Po chwili cała drużyna zbiera się i przewraca go na ziemię. Zaczynają go kopać. Nie wiem co zrobić. Chcialabym pomóc lecz boję się.
Po chwili kiedy widzą, że krwawi zostawiają go.
-Jak się ogarniesz to wiesz gdzie nas szukać.
Odchodzą.
Podchodzę do chłopaka który mnie obronił. Pomagam mu wstać
- Matko strasznie źle wyglądasz.- powiedziałam
- Na pewno nie jest tak źle.
Wyciągam chusteczki z plecaka i przykladam je do jego nosa.

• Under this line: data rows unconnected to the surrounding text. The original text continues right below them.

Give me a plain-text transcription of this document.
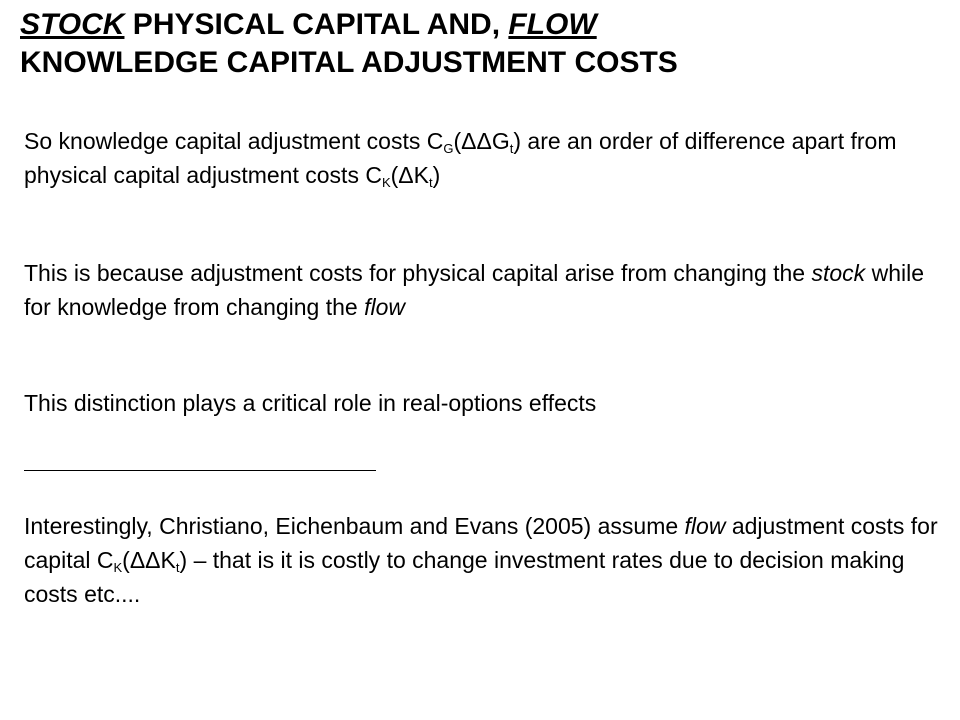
STOCK PHYSICAL CAPITAL AND, FLOW
KNOWLEDGE CAPITAL ADJUSTMENT COSTS

So knowledge capital adjustment costs $C_G(\Delta\Delta G_t)$ are an order of difference apart from physical capital adjustment costs $C_K(\Delta K_t)$

This is because adjustment costs for physical capital arise from changing the stock while for knowledge from changing the flow

This distinction plays a critical role in real-options effects

Interestingly, Christiano, Eichenbaum and Evans (2005) assume flow adjustment costs for capital $C_K(\Delta\Delta K_t)$ – that is it is costly to change investment rates due to decision making costs etc....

- Fajna drużyna powiem ci.
- Nie jestem taki jak oni.
- Rozumiem. Dziękuję za pomoc. Strasznie się bałam.
- Zauważyłem. Odprowadze Cię lepiej do domu.
- Nie chce robić problemu. Powinieneś wrócić jak najszybciej do swojego.

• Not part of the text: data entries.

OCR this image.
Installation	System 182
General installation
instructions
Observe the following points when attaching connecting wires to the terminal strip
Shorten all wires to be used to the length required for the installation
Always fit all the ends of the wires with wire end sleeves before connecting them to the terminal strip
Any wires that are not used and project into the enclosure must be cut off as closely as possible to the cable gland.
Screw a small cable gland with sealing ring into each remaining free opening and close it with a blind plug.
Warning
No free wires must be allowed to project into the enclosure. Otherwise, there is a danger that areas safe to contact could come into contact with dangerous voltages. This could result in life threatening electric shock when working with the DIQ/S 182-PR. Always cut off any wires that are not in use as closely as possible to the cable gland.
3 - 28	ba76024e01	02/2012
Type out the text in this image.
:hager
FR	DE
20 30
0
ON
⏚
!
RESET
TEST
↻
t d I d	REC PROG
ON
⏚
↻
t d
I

- Spokojnie nic mi nie jest. Tak  w ogóle jestem Max.
- Ja jestem Charlotte. - mówię podajac mu rękę.
Rozmawialiśmy przez cały powrót do domu. Czułam się przy nim bezpiecznie.

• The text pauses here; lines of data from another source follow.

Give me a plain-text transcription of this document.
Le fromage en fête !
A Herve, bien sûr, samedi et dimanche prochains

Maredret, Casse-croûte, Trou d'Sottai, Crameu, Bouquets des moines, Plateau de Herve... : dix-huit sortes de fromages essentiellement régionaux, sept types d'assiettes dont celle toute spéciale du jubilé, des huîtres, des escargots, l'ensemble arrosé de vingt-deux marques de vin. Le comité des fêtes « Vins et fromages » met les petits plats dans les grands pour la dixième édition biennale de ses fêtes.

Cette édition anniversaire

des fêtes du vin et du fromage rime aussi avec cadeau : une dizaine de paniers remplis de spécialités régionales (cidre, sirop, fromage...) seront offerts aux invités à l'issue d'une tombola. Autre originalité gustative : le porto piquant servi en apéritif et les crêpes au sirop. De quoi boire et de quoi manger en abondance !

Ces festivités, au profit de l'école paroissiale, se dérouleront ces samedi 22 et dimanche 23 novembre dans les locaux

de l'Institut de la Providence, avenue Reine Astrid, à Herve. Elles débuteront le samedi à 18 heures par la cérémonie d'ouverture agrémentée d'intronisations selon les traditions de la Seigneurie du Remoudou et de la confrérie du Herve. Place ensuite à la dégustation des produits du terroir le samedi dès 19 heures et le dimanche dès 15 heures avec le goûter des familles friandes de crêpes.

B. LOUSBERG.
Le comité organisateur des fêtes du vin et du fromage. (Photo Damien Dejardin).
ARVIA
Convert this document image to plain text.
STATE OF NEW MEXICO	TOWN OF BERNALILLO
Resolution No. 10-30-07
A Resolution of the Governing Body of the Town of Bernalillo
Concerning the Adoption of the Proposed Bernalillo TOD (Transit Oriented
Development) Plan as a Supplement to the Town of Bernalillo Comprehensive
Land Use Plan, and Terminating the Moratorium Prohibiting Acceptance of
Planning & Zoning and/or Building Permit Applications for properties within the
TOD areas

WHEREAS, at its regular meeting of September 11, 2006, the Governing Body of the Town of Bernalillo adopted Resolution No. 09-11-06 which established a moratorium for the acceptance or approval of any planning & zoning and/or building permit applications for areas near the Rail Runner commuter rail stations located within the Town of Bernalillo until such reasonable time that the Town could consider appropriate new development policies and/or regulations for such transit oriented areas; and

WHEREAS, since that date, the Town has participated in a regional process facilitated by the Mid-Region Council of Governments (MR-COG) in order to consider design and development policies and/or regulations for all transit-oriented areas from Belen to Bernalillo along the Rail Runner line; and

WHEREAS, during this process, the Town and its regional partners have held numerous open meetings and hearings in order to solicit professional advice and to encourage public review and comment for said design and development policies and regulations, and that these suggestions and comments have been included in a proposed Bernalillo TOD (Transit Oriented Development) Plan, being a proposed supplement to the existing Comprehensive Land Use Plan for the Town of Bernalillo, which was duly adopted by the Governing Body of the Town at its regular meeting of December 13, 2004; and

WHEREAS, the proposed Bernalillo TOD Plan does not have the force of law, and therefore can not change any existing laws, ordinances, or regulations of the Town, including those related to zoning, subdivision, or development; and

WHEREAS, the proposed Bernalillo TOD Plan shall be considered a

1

Max to naprawdę dobry człowiek. Pozory mylą. Miał błękitne oczy i brązowe lekko kręcone włosy. Jego uśmiech był najładniejszym jaki widziałam. Był średniego wzrostu i średnio 'przypakowany' jak na osobę z drużyny.
- Tutaj mieszkam. Aktualnie sama. Tata niestety znów wyjechał.
- Wiem co czujesz.
- Może wejdziesz. Naprawdę potrzebujesz opatrunku. Akurat mam super krem na takie rany.
-Okej haha. Zaufam ci.
Otwieram drzwi i zapalam światło.
- Po lewo jest kuchnia. Usiąść sobie, ja lecę po apteczke.
- Jasne.
Po jakiś 5 minutach szukania apteczki, podeszlam do niego i próbowałam go opatrzyć.
- Powiem ci, że nieźle Cię skopali.
-Jakoś przeżyje.
Biorę waciki i przykładam mu do wargi.
- Boli Cię coś konkretnie?- pytam
- Strasznie brzuch.
- Dobra to ściągnij koszulkę.
Popatrzył się na mnie dziwnie.
- Haha. Spokojnie. Muszę Ci pomóc.
-Hahaha. Tak oczywiście.- powiedział zdejmujac koszulkę.
Miał wiele siniakow. Strasznie to wyglądało. Wzięłam szybko krem i posmarowałam mu stłuczone miejsca.
- Musisz mnie lubić. - powiedział
- Wiesz, znamy się kilka godzin.
- Nikt nie zrobił dla mnie czegoś takiego.
Oczywiście taka ja, od razu zaczerwieniłam się.
- Ktoś tu się zaczerwnił. Widzisz. Miałem racje. - uśmiechnął się
Odwzajemnilam jego uśmiech i nadal próbowałam zrobić coś z jego ranami.